Bullpen Catchers Also Rise

            Ernest Hemingway’s style in The Sun Also Rises is reflective of the very simple, spare, and plain way that makes Hemingway books so distinctive. The direct and simple style that Hemingway uses to create rich imagery of situations, especially the food and drinks in those situations, allows books like The Sun Also Rises to draw readers in by projecting characters’ exact feelings onto the reader. The reader experiences the book, the characters, and the themes because Hemingway immerses the reader in a bathtub of details and opinions. For example, Hemingway uses his distinct style to describe Brett vividly in their taxi ride together:
She was sitting up now. My arm was around her and she was leaning back against me, and we were quite calm. She was looking into my eyes with that way she had of looking that made you wonder whether she really saw out of her own eyes. They would look on and on after every one else’s eyes in the world would have stopped looking. She looked as though there were nothing on earth she would not look at like that, and really she was afraid of so many things. (Hemingway 34)

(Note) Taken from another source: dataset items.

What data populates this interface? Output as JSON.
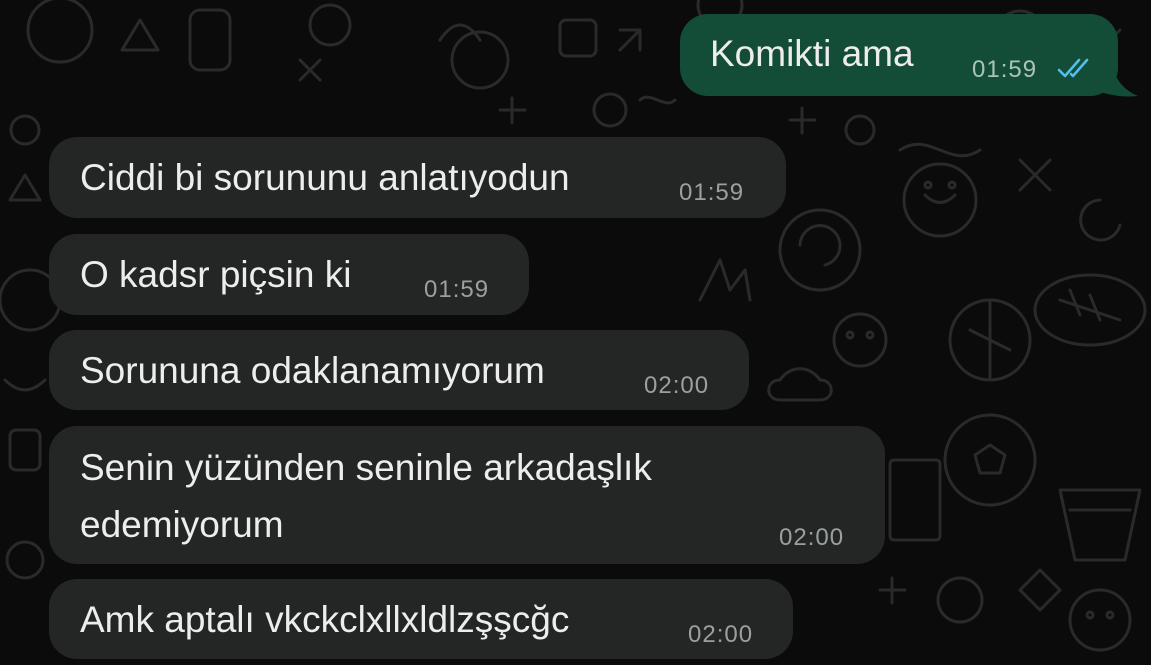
{
  "colors": {
    "background": "#0b0b0b",
    "incoming_bubble": "#242626",
    "outgoing_bubble": "#144d37",
    "text": "#ededed",
    "timestamp": "#9aa0a0",
    "read_ticks": "#53bdeb"
  },
  "messages": [
    {
      "direction": "outgoing",
      "text": "Komikti ama",
      "time": "01:59",
      "status_icon": "double-check-read-icon"
    },
    {
      "direction": "incoming",
      "text": "Ciddi bi sorununu anlatıyodun",
      "time": "01:59"
    },
    {
      "direction": "incoming",
      "text": "O kadsr piçsin ki",
      "time": "01:59"
    },
    {
      "direction": "incoming",
      "text": "Sorununa odaklanamıyorum",
      "time": "02:00"
    },
    {
      "direction": "incoming",
      "text_lines": [
        "Senin yüzünden seninle arkadaşlık",
        "edemiyorum"
      ],
      "time": "02:00"
    },
    {
      "direction": "incoming",
      "text": "Amk aptalı vkckclxllxldlzşşcğc",
      "time": "02:00"
    }
  ]
}
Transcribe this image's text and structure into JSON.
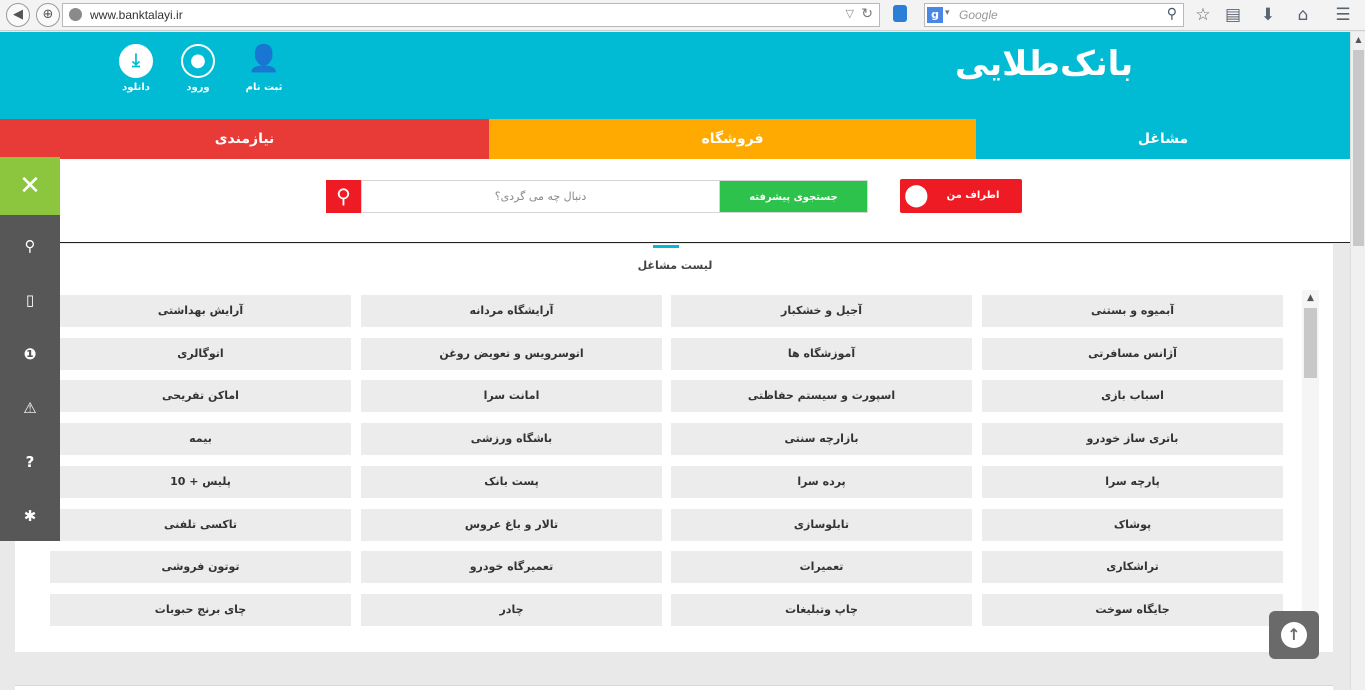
{
  "browser": {
    "url": "www.banktalayi.ir",
    "search_engine": "Google",
    "search_placeholder": "Google",
    "icons": [
      "back-arrow-icon",
      "site-identity-icon",
      "globe-icon",
      "reload-icon",
      "database-icon",
      "google-icon",
      "search-icon",
      "star-icon",
      "clipboard-icon",
      "download-arrow-icon",
      "home-icon",
      "menu-icon"
    ]
  },
  "site": {
    "logo": "بانک‌طلایی",
    "colors": {
      "header": "#01bbd4",
      "tab_mashaghel": "#01bbd4",
      "tab_forushgah": "#ffaa00",
      "tab_niazmandi": "#e83a37",
      "sidebar_close": "#8cc63e",
      "danger": "#ee1b24",
      "advanced": "#2cc24b"
    },
    "header_buttons": [
      {
        "label": "ثبت نام",
        "icon": "add-user-icon"
      },
      {
        "label": "ورود",
        "icon": "user-icon"
      },
      {
        "label": "دانلود",
        "icon": "download-icon"
      }
    ],
    "tabs": [
      {
        "label": "مشاغل",
        "active": true
      },
      {
        "label": "فروشگاه",
        "active": false
      },
      {
        "label": "نیازمندی",
        "active": false
      }
    ]
  },
  "search": {
    "near_me": "اطراف من",
    "advanced": "جستجوی پیشرفته",
    "placeholder": "دنبال چه می گردی؟"
  },
  "sidebar": {
    "items": [
      "close-icon",
      "location-pin-icon",
      "mobile-icon",
      "info-icon",
      "warning-icon",
      "help-icon",
      "asterisk-icon"
    ]
  },
  "list": {
    "title": "لیست مشاغل",
    "rows": [
      [
        "آبمیوه و بستنی",
        "آجیل و خشکبار",
        "آرایشگاه مردانه",
        "آرایش بهداشتی"
      ],
      [
        "آژانس مسافرتی",
        "آموزشگاه ها",
        "اتوسرویس و تعویض روغن",
        "اتوگالری"
      ],
      [
        "اسباب بازی",
        "اسپورت و سیستم حفاظتی",
        "امانت سرا",
        "اماکن تفریحی"
      ],
      [
        "باتری ساز خودرو",
        "بازارچه سنتی",
        "باشگاه ورزشی",
        "بیمه"
      ],
      [
        "پارچه سرا",
        "پرده سرا",
        "پست بانک",
        "پلیس + 10"
      ],
      [
        "پوشاک",
        "تابلوسازی",
        "تالار و باغ عروس",
        "تاکسی تلفنی"
      ],
      [
        "تراشکاری",
        "تعمیرات",
        "تعمیرگاه خودرو",
        "توتون فروشی"
      ],
      [
        "جایگاه سوخت",
        "چاپ وتبلیغات",
        "چادر",
        "چای برنج حبوبات"
      ]
    ]
  }
}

Often, Hemingway uses his extended descriptions of characters in situations to conclude something about their wellbeing, like the way he observes that, “[Brett] was afraid of so many things,” after describing how she looks at Hemingway. Furthermore, The Sun Also Rises is told in 1st person from the point of view of Hemingway himself as he relates the stories of his friends in Europe. By writing intuitively, simplistically, and from his own point of view, Hemingway’s stories make the reader feel like he is sitting down with some elderly, experienced figure, like a grandfather, and listening to a personal story that the reader is compelled to validate. Hemingway’s simple style allows him to demand truth and attention because he presents the story in a very clear, non-contradictory way that immerses the reader in the details of the story rather than in the meaning of the story.
            Robert Cohn was once World Series champion during his five year contract with the Braves. The man was only a bullpen catcher when the Braves won the championship, but he still got a ring. Cohn cared very little for baseball, but he learned it to counteract his bad grades and get into Princeton. I never met anyone on his team who remembered him. Cohn was always behind a catcher’s mask. The relief pitchers did not even remember that he was in the bullpen with them right before they went out to pitch in the World Series.
            I don’t trust bullpen catchers, especially World Series champion bullpen catchers, and I always suspected that Robert Cohn was not a Major League Baseball player, and that maybe he just bought his ring from some poor, bankrupt Braves bullpen catcher, or that maybe he stole the ring, or that he had possibly found the ring and made up the story. But, I finally tracked down the Brave general manager who could confirm the story.  

Works Cited
Hemingway, Ernest. The Sun Also Rises. New York: Scribner, 2006. Print.